Bona Film and Zhong Ying Xing Da both received licenses in December, company representatives confirmed to Caixin, shortly after the film regulator issued a new opinion on how to speed up the sector’s prosperous development. Some observers interpreted the regulator’s move to create strict criteria for new licenses as aiming to promote consolidation after years of explosive growth.
China had more than 58,000 cinema screens at the end of last year, up more than 40% from just two years earlier, according to EntGroup.
The nation is the world’s second-largest movie market, behind only North America, feeding off a growing middle class with a taste for high-quality entertainment. But the country’s box office growth slowed sharply to 9% last year, less than half the rate in 2017, leaving a large number of theaters idle because of overbuilding.

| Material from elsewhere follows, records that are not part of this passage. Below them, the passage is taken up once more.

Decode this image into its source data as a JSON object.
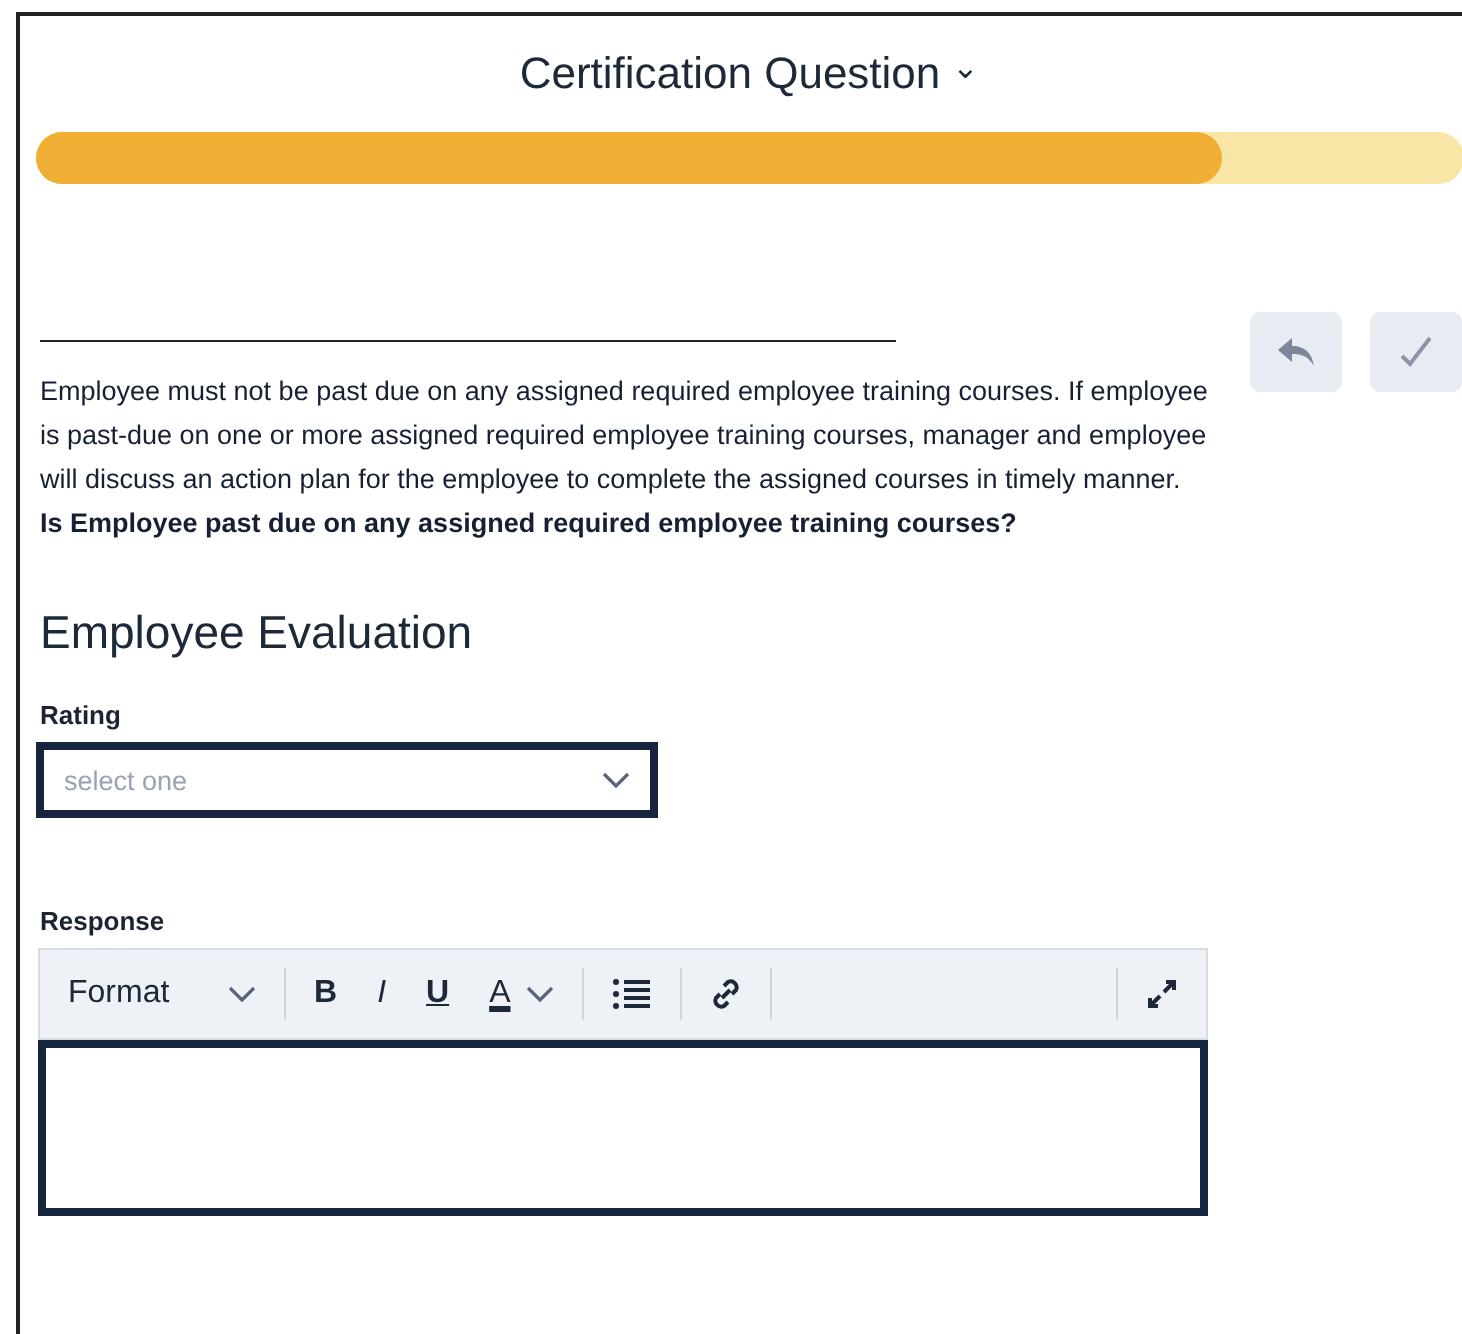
{
  "header": {
    "title": "Certification Question",
    "caret": "⌄"
  },
  "progress": {
    "level": 0.83
  },
  "actions": [
    {
      "kind": "back"
    },
    {
      "kind": "check"
    }
  ],
  "description": "Employee must not be past due on any assigned required employee training courses. If employee is past-due on one or more assigned required employee training courses, manager and employee will discuss an action plan for the employee to complete the assigned courses in timely manner.",
  "question": "Is Employee past due on any assigned required employee training courses?",
  "section_title": "Employee Evaluation",
  "rating": {
    "label": "Rating",
    "placeholder": "select one"
  },
  "response": {
    "label": "Response",
    "toolbar": [
      {
        "kind": "format",
        "label": "Format"
      },
      {
        "kind": "bold",
        "label": "B"
      },
      {
        "kind": "italic",
        "label": "I"
      },
      {
        "kind": "underline",
        "label": "U"
      },
      {
        "kind": "color",
        "label": "A"
      },
      {
        "kind": "list"
      },
      {
        "kind": "link"
      },
      {
        "kind": "expand"
      }
    ]
  }
}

In the first 10 months of 2018, nearly 300 cinemas closed in China, according to Top Consulting. And in August, September and October last year, 2,100 theaters – about a fifth of the national total – had no recorded box office revenue.
Strict requirements in the new guidelines, including minimum thresholds for box office receipts, mean that more than half of the country’s current movie theater operators can’t qualify for new licenses. Of 48 operators at the end of 2018, 26 had less than 500 million yuan ($74.5 million) in annual box office revenue.
One observer said that seven companies were rumored to have received new licenses, though many major players contacted by Caixin couldn’t confirm that. A representative of UME, one of the cinema operators , did confirm that the company applied for a new license but couldn’t confirm whether it had actually received one.
Some analysts said the new licenses could allow current operators like Bona to consolidate operations under a single brand. Bona operates about 100 theaters, two-thirds of them self-developed and the other third acquired, with plans to open 25 more this year. The company is also engaged in film production and distribution.
Bona was previously listed in New York but privatized in 2016 amid a broader wave of delistings by Chinese companies that thought they were undervalued by American investors. It is now preparing to relist on one of China’s domestic stock markets. Bona is pulling together its production, distribution and cinema operation permits and licenses to make itself into a full-service company.
“In this way, Bona will have a good story to tell to the markets,” said one observer from the real estate investment part of the industry. “It will be unified from the perspective of brand and operations, which should help its listing.”
Others said benefits of the new licenses would be less obvious for operators that aren’t planning to list.
One of the most hurting players is SMI Holdings Group Ltd., which operates the Stellar Cinemas chain that was China’s fourth-largest at the end of 2017. After months of speculation about financial difficulties, the company was forced to come clean on debts of at least $60 million in unpaid wages and rent, and to close 140 of its 320 cinemas late last year.
Another operator, Perfect World, was forced to close some of its theaters last year after coming under financial pressure.